“The “Cut, Cap, and Balance Act” that the House of Representatives will vote on next week stands out as one of the most ideologically extreme pieces of major budget legislation to come before Congress in years, if not decades.” [Center on Budget and Policy Priorities, 07/16/11]
Today, Republicans are wasting time on their “Cut, Cap and End Medicare” bill, bringing it to the House Floor for a symbolic vote, despite the fact that it is expected to fail in the Senate and the President will veto it. While Democrats are calling on Republicans to act quickly to enact a large agreement to reduce the deficit and ensure America pays its bills, Republicans are pressing forward with an extreme proposal that increases our chances of default and is the Republican budget all over again: it ends Medicare and drastically cuts Medicaid, while preserving tax breaks for the wealthy.
Democrats believe we must reduce the deficit and give certainty to businesses and the markets but the “Cut, Cap and End Medicare” bill does not reduce the deficit in a balanced way and moves us closer to default. The bill:
- Requires the same immediate and steep spending cuts included in the Republican budget that would harm economic growth and cost jobs,
- Caps total spending at levels that have historically rarely been achieved,
- And increases the chances of U.S. defaulting on its obligations by requiring a “balanced budget amendment” to pass the House and Senate and be sent to the states for ratification before raising the debt ceiling.
The “Cut, Cap and End Medicare” bill is not a serious plan to address the deficit and ensure America pays its bills and is nothing more than political theatre. By bringing this symbolic vote to the Floor today, Republicans are wasting time we don’t have.
Already, all three major credit rating agencies have warned of a credit rating downgrade if we fail to pay our nation’s bills by August 2nd:
“Another major bond rating firm on Monday reiterated its threat to downgrade the U.S. government to a B-plus rating if the debt ceiling isn’t raised by August 2 and the government defaults on its debts.
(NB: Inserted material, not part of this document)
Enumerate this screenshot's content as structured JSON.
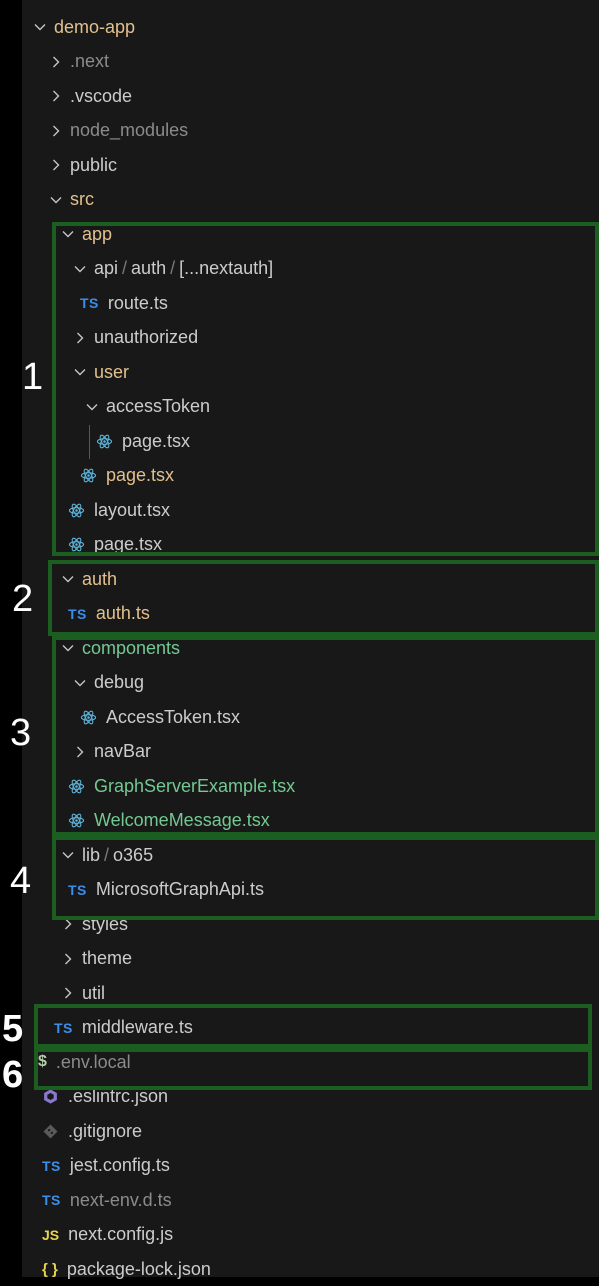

The warning from Fitch Ratings comes after Moody’s and S&P warned last week that they would lower the U.S. rating from the top mark of AAA if the country is unable to repay its debts next month.” [Politico, 07/18/11]
And financial experts continue to warn of the dire consequences of default:
“Without a debt limit increase by the Treasury’s Aug. 2 deadline, budget experts say the country’s budget woes could actually get worse by raising borrowing costs. ‘Paradoxically, not raising the debt limit could make the deficit worse,’ said Jerome Powell, a former Treasury official in the George H.W. Bush administration and now a visiting scholar at the Bipartisan Policy Center.” [Roll Call, 07/18/11]
“But financial experts say hitting the debt ceiling or coming really close to it would destabilize the markets and the economy. Just how dire the consequences would be is difficult to predict, but many Americans could feel the impact almost immediately.” [Politico, 07/18/11]
With only two weeks until a potential government default, Democrats are calling on Republicans to abandon their ideological agenda and work with us so that we can enact a large, balanced package to ensure we pay our nation’s bills and reduce the deficit. Rather than risking our economic security and walking away from a real opportunity to reduce the deficit, Republicans need to work with Democrats on a balanced agreement so that we can give businesses and the markets certainty and ensure we do not increase the deficit by failing to pay America’s bills.